I agree with Baez on this. The dimensionless ones are really the more fundamental ones. It is an enjoyable and valuable exercise to go through, it turns out that if the dimensionful physical constants (e.g. c, h, G) change in such a way that the dimensionless physical constants (e.g. fine structure constant) are unchanged then none of our measurements will change, but if the dimensionless constants are changed then we can measure something different. In other words, physics is not sensitive to changes in dimensionful constants, only dimensionless constants. So the dimensionless constants are the ones that describe physics. See:
https://www.physicsforums.com/showpost.php?p=2011753&postcount=55
https://www.physicsforums.com/showpost.php?p=2015734&postcount=68
It sounds like you are thinking of geometrized units where mass is given dimensions of length: http://en.wikipedia.org/wiki/Geometrized_unit_system

17. May 22, 2010

### SdogV

18. May 23, 2010

### apeiron

19. May 25, 2010

### SdogV

Trying, but little follow up so far. Printed out their revised Feb 2, 2008 (arXiv:0711.4276v2 [physics.class-ph] 4 Dec 2007) version. Clearly it's possible significance lies in unveiling a clue to a relation between inertial and "active" gravitational mass. (Note # 14 in references)

So, the juggling required to make the ratio of units in masses, G to h protocols, equal to 1 is quite interesting. Not ready to report it....yet.

20. May 27, 2010

I find the dimensional constants most interesting, because they relate to what I think is the most fundamental question about the physical world, i.e. why its structure has the specific set of parameters that it has. Physics has a large and very disparate set of parameters, all of which are defined in terms of the others through its fundamental equations.

So far, it seems to me, physical theory has not really tried to understand the structure of this complicated web of inter-reference. Instead, in searching for a “unified” theory, the goal has been to reduce the number of parameters to a minimum – ideally, the “final” theory would reveal a single mathematical pattern involving as few parameters as possible. I suppose this preference for a purely mathematical foundation would be a reason for looking to the dimensionless parameters as more fundamental.

But this assumes that the differences between physical parameters are inessential. In other threads I’ve argued that the profound structural differences among these parameters – space and time, mass and charge, energy and momentum, etc. etc. – are required in order that any of them be observable / measurable.

If we assume there is a reason why the universe is organized so that every observable has a set of other observables in terms of which it can be defined and measured, then a logical place to begin an analysis of this inter-referential structure would be with the dimensional constants – each of which seems to have a unique character.

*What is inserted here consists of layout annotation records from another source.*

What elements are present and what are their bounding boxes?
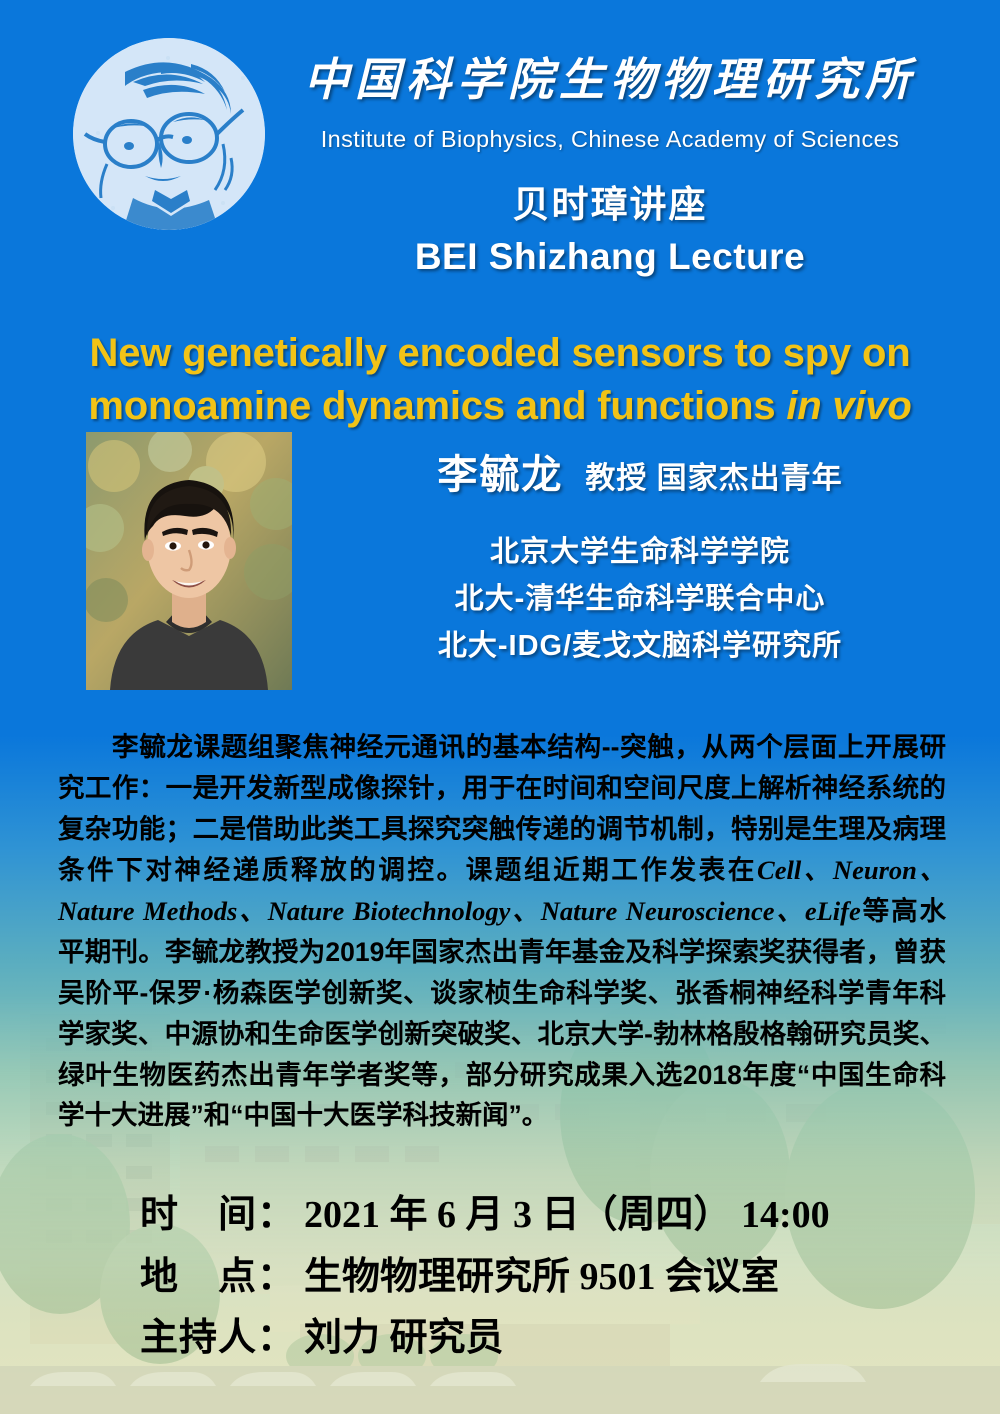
abstract-text: 李毓龙课题组聚焦神经元通讯的基本结构--突触，从两个层面上开展研究工作：一是开发… (58, 727, 946, 1136)
lecture-series-name-en: BEI Shizhang Lecture (300, 236, 920, 279)
speaker-affiliation-1: 北京大学生命科学学院 (320, 529, 960, 576)
event-host-value: 刘力 研究员 (304, 1317, 504, 1359)
talk-title-italic: in vivo (786, 384, 911, 428)
speaker-info: 李毓龙教授 国家杰出青年 北京大学生命科学学院 北大-清华生命科学联合中心 北大… (320, 455, 960, 670)
abstract-part-2: 等高水平期刊。李毓龙教授为2019年国家杰出青年基金及科学探索奖获得者，曾获吴阶… (58, 896, 946, 1131)
speaker-name: 李毓龙 (437, 453, 563, 497)
poster-header: 中国科学院生物物理研究所 Institute of Biophysics, Ch… (0, 24, 1000, 254)
event-time-label: 时 间： (140, 1194, 296, 1236)
talk-title: New genetically encoded sensors to spy o… (46, 327, 954, 433)
speaker-name-row: 李毓龙教授 国家杰出青年 (320, 455, 960, 495)
event-time-value: 2021 年 6 月 3 日（周四） 14:00 (304, 1194, 830, 1236)
event-host-label: 主持人： (140, 1317, 296, 1359)
institute-name-en: Institute of Biophysics, Chinese Academy… (300, 128, 920, 152)
event-location-value: 生物物理研究所 9501 会议室 (304, 1256, 779, 1298)
event-location-label: 地 点： (140, 1256, 296, 1298)
event-detail-location: 地 点：生物物理研究所 9501 会议室 (140, 1247, 960, 1309)
lecture-series-name-cn: 贝时璋讲座 (300, 184, 920, 227)
event-detail-time: 时 间：2021 年 6 月 3 日（周四） 14:00 (140, 1185, 960, 1247)
institute-name-cn: 中国科学院生物物理研究所 (300, 58, 920, 103)
lecture-poster: 中国科学院生物物理研究所 Institute of Biophysics, Ch… (0, 0, 1000, 1414)
speaker-affiliation-2: 北大-清华生命科学联合中心 (320, 576, 960, 623)
event-details: 时 间：2021 年 6 月 3 日（周四） 14:00 地 点：生物物理研究所… (140, 1185, 960, 1370)
speaker-titles: 教授 国家杰出青年 (585, 462, 842, 495)
bei-shizhang-portrait-logo-icon (73, 38, 265, 230)
speaker-affiliation-3: 北大-IDG/麦戈文脑科学研究所 (320, 623, 960, 670)
speaker-portrait-photo (86, 432, 292, 690)
event-detail-host: 主持人：刘力 研究员 (140, 1308, 960, 1370)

For example, Planck’s constant describes a minimal unit of action – a kind of “atom of happening” between things. Is there any other irreducible unit in physics? The speed of light defines a maximal velocity, which also defines null-vectors in spacetime. And the gravitational constant says something still quite mysterious about the connection between mass and the spacetime metric.

It’s not the numeric value of these constants that’s significant – as noted above, their values depend entirely on the units we choose to express them in. And they’re not necessarily more basic to the structure of the physical world than the dimensionless constants. But I think they must represent the key interdependencies that we ultimately need to understand.